LIHU‘E — A confluence of reluctant homebuyers and soft inventory levels led to a rough start to the new year for the County of Kaua‘i housing market.
Sales of single-family residences sank to 16 in January from 52 in January 2022, according to monthly data pooled from multiple sources by the Hawai‘i Association of Realtors in Honolulu.
That marked a decrease of 69.23 percent in the period, and marked the steepest percentage drop of the four major island markets featured in the monthly data.
At the same time, the median price of a single-family residence on Kaua‘i dropped 14.34 percent to $809,500 from $945,000. The percentage decrease was also the largest among the four islands.
“It’s back to that logjam,” said Jimmy Johnson, broker in charge at RE/MAX Kaua‘i, on the unwillingness of buyers to buy and sellers to sell in the first month of the year.
The combination of slumping home sales and prices last month was in stark contrast to the 2022 housing cycle. The 2022 cycle was notable in the sense that home sales were down each month when compared with the same months of 2021, but home prices were up.
So much so that the Kaua‘i housing market was the most expensive in the state, with a median sales price of $1,180,000 for the 12 months ended Dec. 31, 2022.
While the single-family home market was off last month, the condominium market was more robust on Kaua‘i, as evidenced by a 59.59 percent rise in the median price to $781,975 in January from $490,000 in January 2022. At the same time, sales eased 7.69 percent to 24 from 26.
“People are buying residential condos because they can’t afford to buy single-family homes,” said Johnson, who added that condos are also popular with buyers because of a strong vacation rental market.
O‘ahu was the only other island to record drops in home prices and sales to start the new year.
The median price for a single-family residence fell 7.62
percent to $970,000 in January from $1,050,000 in January 2022. At the same time, sales retreated 53.99 percent to 150 from 326.
The median price for a condo slid 2.94 percent to $495,000 in January from $510,000 in January 2022, while sales dropped 50.18 percent to 275 from 552.
Maui eked out a 0.43 percent increase in the median price for a single-family home to $1,162,500 in January from $1,157,500 in January 2022. But sales dropped 36.96 percent to 58 from 92.
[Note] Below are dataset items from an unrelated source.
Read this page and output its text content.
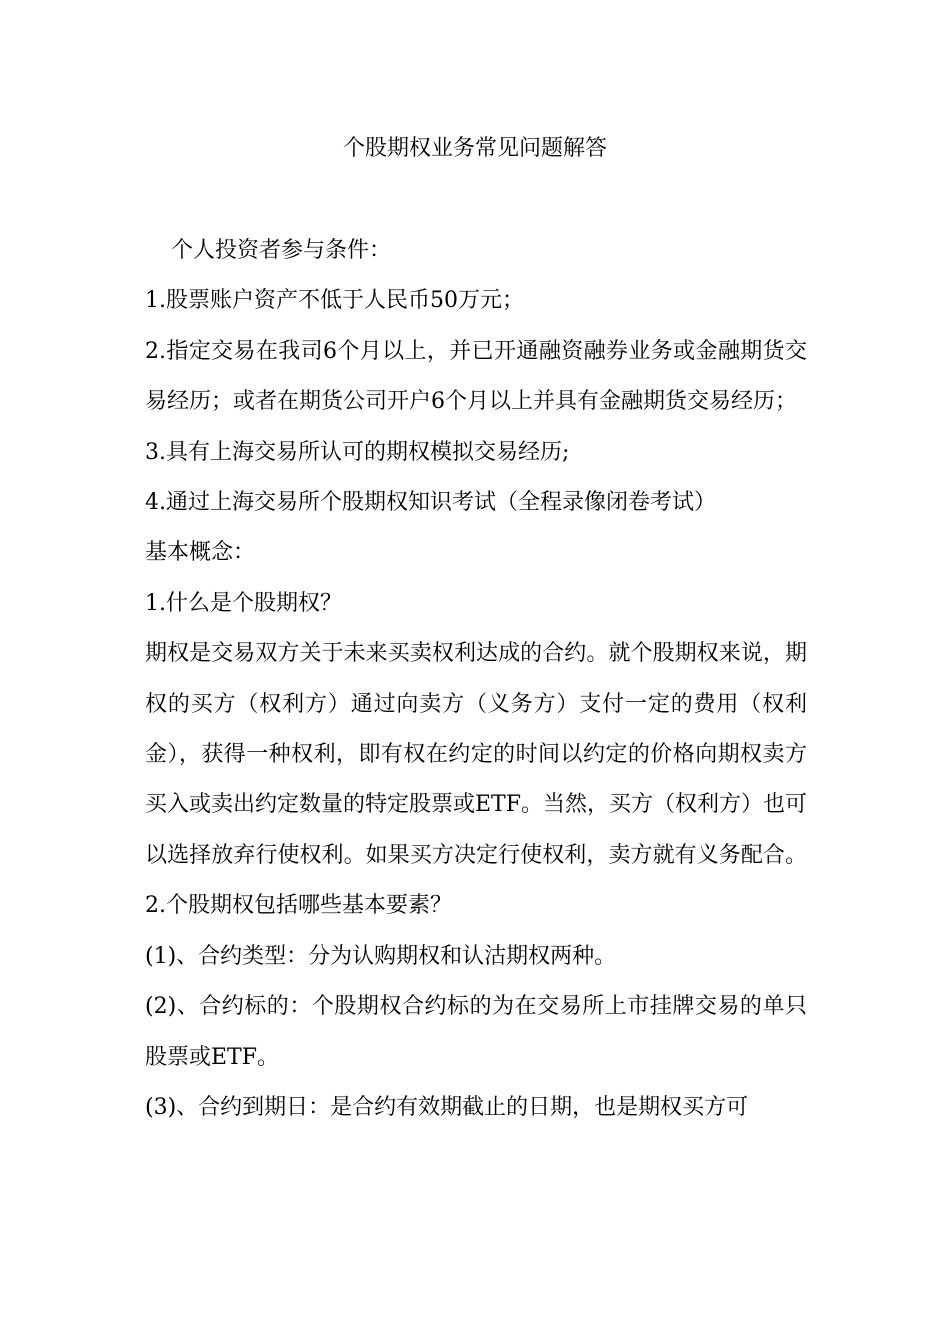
个股期权业务常见问题解答

个人投资者参与条件：

1.股票账户资产不低于人民币50万元；

2.指定交易在我司6个月以上，并已开通融资融券业务或金融期货交易经历；或者在期货公司开户6个月以上并具有金融期货交易经历；

3.具有上海交易所认可的期权模拟交易经历;

4.通过上海交易所个股期权知识考试（全程录像闭卷考试）

基本概念：

1.什么是个股期权？

期权是交易双方关于未来买卖权利达成的合约。就个股期权来说，期权的买方（权利方）通过向卖方（义务方）支付一定的费用（权利金），获得一种权利，即有权在约定的时间以约定的价格向期权卖方买入或卖出约定数量的特定股票或ETF。当然，买方（权利方）也可以选择放弃行使权利。如果买方决定行使权利，卖方就有义务配合。 2.个股期权包括哪些基本要素？

(1)、合约类型：分为认购期权和认沽期权两种。

(2)、合约标的：个股期权合约标的为在交易所上市挂牌交易的单只股票或ETF。

(3)、合约到期日：是合约有效期截止的日期，也是期权买方可
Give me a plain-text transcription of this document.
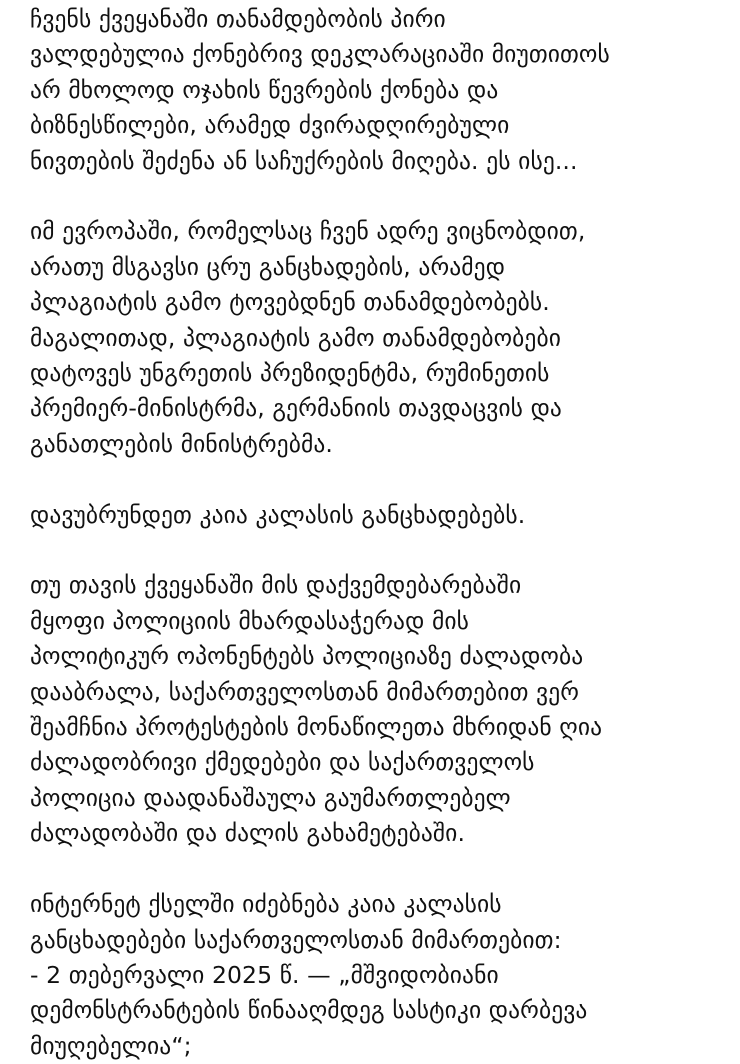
ჩვენს ქვეყანაში თანამდებობის პირი
ვალდებულია ქონებრივ დეკლარაციაში მიუთითოს
არ მხოლოდ ოჯახის წევრების ქონება და
ბიზნესწილები, არამედ ძვირადღირებული
ნივთების შეძენა ან საჩუქრების მიღება. ეს ისე...

იმ ევროპაში, რომელსაც ჩვენ ადრე ვიცნობდით,
არათუ მსგავსი ცრუ განცხადების, არამედ
პლაგიატის გამო ტოვებდნენ თანამდებობებს.
მაგალითად, პლაგიატის გამო თანამდებობები
დატოვეს უნგრეთის პრეზიდენტმა, რუმინეთის
პრემიერ-მინისტრმა, გერმანიის თავდაცვის და
განათლების მინისტრებმა.

დავუბრუნდეთ კაია კალასის განცხადებებს.

თუ თავის ქვეყანაში მის დაქვემდებარებაში
მყოფი პოლიციის მხარდასაჭერად მის
პოლიტიკურ ოპონენტებს პოლიციაზე ძალადობა
დააბრალა, საქართველოსთან მიმართებით ვერ
შეამჩნია პროტესტების მონაწილეთა მხრიდან ღია
ძალადობრივი ქმედებები და საქართველოს
პოლიცია დაადანაშაულა გაუმართლებელ
ძალადობაში და ძალის გახამეტებაში.

ინტერნეტ ქსელში იძებნება კაია კალასის
განცხადებები საქართველოსთან მიმართებით:
- 2 თებერვალი 2025 წ. — „მშვიდობიანი
დემონსტრანტების წინააღმდეგ სასტიკი დარბევა
მიუღებელია“;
The median price of a condo dipped 7.88 percent to $657,500 from $713,750 in the same period, while sales declined 65.38 percent to 54 from 156.
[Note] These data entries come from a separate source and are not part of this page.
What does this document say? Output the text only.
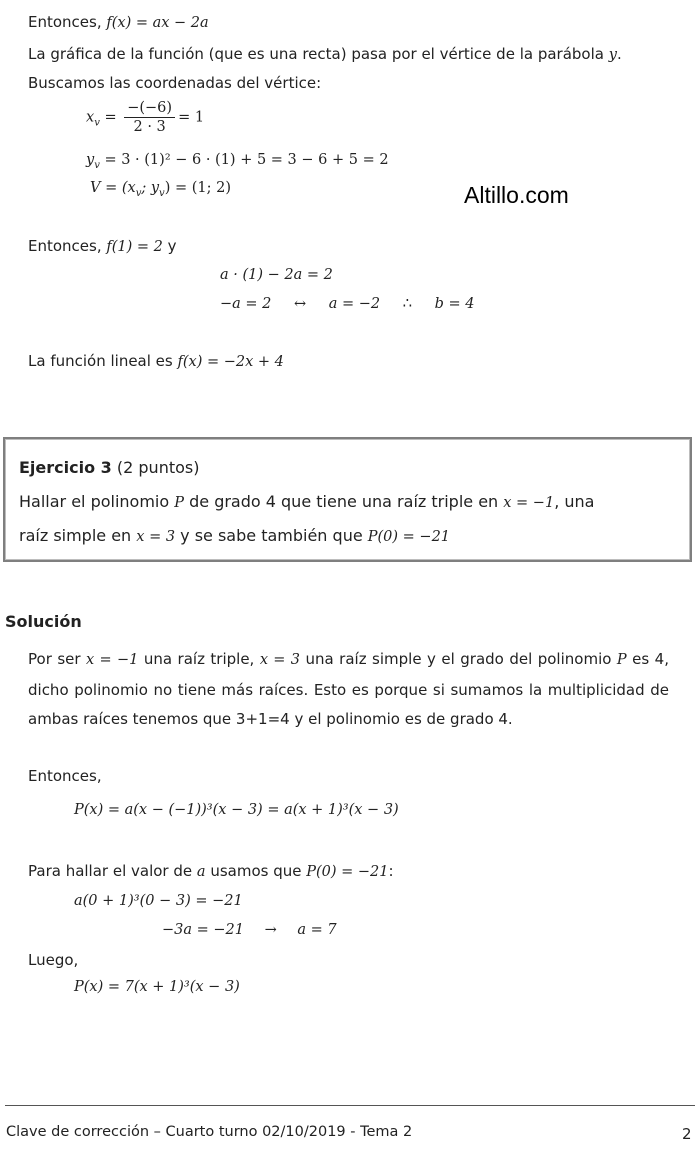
Entonces, f(x) = ax − 2a
La gráfica de la función (que es una recta) pasa por el vértice de la parábola y.
Buscamos las coordenadas del vértice:
$x_v = \frac{-(-6)}{2 \cdot 3} = 1$
$y_v = 3 \cdot (1)^2 - 6 \cdot (1) + 5 = 3 - 6 + 5 = 2$
$V = (x_v$; $y_v) = (1$; 2)	Altillo.com
Entonces, f(1) = 2 y
a · (1) − 2a = 2
−a = 2 ↔ a = −2 ∴ b = 4
La función lineal es f(x) = −2x + 4
Ejercicio 3 (2 puntos)
Hallar el polinomio P de grado 4 que tiene una raíz triple en x = −1, una
raíz simple en x = 3 y se sabe también que P(0) = −21
Solución
Por ser x = −1 una raíz triple, x = 3 una raíz simple y el grado del polinomio P es 4, dicho polinomio no tiene más raíces. Esto es porque si sumamos la multiplicidad de ambas raíces tenemos que 3+1=4 y el polinomio es de grado 4.
Entonces,
P(x) = a(x − (−1))³(x − 3) = a(x + 1)³(x − 3)
Para hallar el valor de a usamos que P(0) = −21:
a(0 + 1)³(0 − 3) = −21
−3a = −21 → a = 7
Luego,
P(x) = 7(x + 1)³(x − 3)
Clave de corrección – Cuarto turno 02/10/2019 - Tema 2	2
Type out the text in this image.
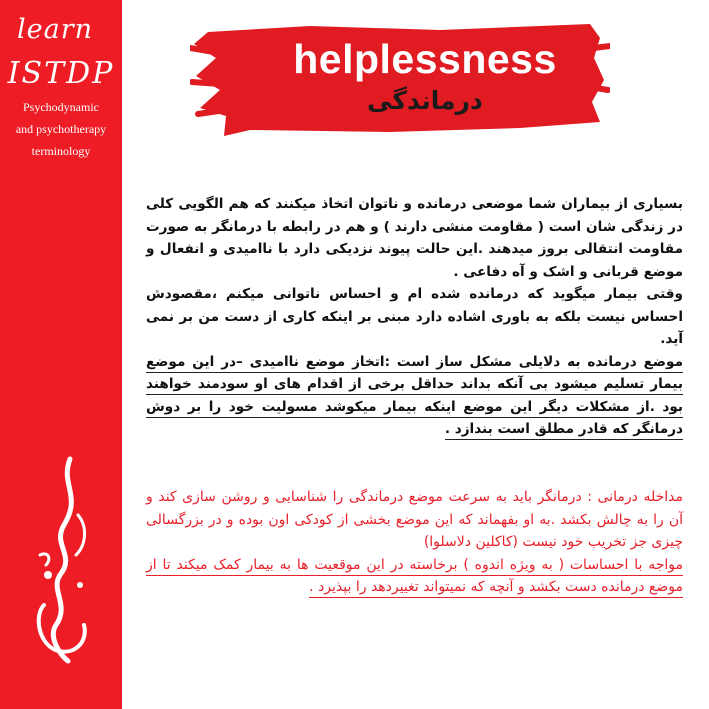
learn
ISTDP
Psychodynamic
and psychotherapy
terminology
helplessness
درماندگی

بسیاری از بیماران شما موضعی درمانده و ناتوان اتخاذ میکنند که هم الگویی کلی در زندگی شان است ( مقاومت منشی دارند ) و هم در رابطه با درمانگر به صورت مقاومت انتقالی بروز میدهند .این حالت پیوند نزدیکی دارد با ناامیدی و انفعال و موضع قربانی و اشک و آه دفاعی .

وقتی بیمار میگوید که درمانده شده ام و احساس ناتوانی میکنم ،مقصودش احساس نیست بلکه به باوری اشاده دارد مبنی بر اینکه کاری از دست من بر نمی آید.

موضع درمانده به دلایلی مشکل ساز است :اتخاز موضع ناامیدی –در این موضع بیمار تسلیم میشود بی آنکه بداند حداقل برخی از اقدام های او سودمند خواهند بود .از مشکلات دیگر این موضع اینکه بیمار میکوشد مسولیت خود را بر دوش درمانگر که قادر مطلق است بندازد .

مداخله درمانی : درمانگر باید به سرعت موضع درماندگی را شناسایی و روشن سازی کند و آن را به چالش بکشد .به او بفهماند که این موضع بخشی از کودکی اون بوده و در بزرگسالی چیزی جز تخریب خود نیست (کاکلین دلاسلوا)

مواجه با احساسات ( به ویژه اندوه ) برخاسته در این موقعیت ها به بیمار کمک میکند تا از موضع درمانده دست بکشد و آنچه که نمیتواند تغییردهد را بپذیرد .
And, on Hawai‘i Island, the median price of a single-family home inched up 0.47 percent to $539,000 in January from $536,500 in January 2022, while sales fell 39.19 percent to 135 from 222.
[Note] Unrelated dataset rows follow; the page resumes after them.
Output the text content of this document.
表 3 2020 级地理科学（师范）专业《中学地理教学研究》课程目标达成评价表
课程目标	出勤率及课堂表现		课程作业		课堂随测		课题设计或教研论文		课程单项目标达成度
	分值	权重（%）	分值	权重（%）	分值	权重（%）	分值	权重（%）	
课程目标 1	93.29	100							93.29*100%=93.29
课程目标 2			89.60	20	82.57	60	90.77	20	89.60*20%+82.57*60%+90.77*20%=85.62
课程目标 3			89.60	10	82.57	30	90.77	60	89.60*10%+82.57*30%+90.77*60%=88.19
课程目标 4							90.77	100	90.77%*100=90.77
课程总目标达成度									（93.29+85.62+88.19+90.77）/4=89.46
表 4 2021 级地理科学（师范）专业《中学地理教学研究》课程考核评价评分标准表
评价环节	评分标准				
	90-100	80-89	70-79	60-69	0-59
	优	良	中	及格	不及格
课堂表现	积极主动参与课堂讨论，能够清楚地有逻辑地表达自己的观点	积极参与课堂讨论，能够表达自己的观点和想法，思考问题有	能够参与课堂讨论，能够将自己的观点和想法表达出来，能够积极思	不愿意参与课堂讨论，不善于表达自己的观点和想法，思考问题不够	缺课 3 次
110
The median price of a condo jumped 25.05 percent to $625,250 from $500,000 in the same period, while sales were down 47.83 percent to 36 from 69.
The island chain’s topsy-turvy start to the new year can be traced, in large part, to the state of long-term mortgage interest rates, which remain well above year ago levels.
The 30-year mortgage rate, which is the most popular form of home finance, bounced around from 6.13 percent to 6.48 percent in January, according to data from Freddie Mac, the mortgage giant. Those rates were nearly double from a year earlier.
The long-term rate climbed higher yet, in February, coming in at 6.50 percent for the week ended Thursday, Feb. 23.
A year ago, the rate averaged 3.89 percent.
Looking ahead, the 30-year rate appears poised to rise in coming weeks, given existing economic conditions.
“The economy continues to show strength, and interest rates are repricing to account for the stronger than expected growth, tight labor market and the threat of inflation,” said Sam Khater, chief economist for Freddie Mac, in a statement that accompanied a weekly report on mortgage rates.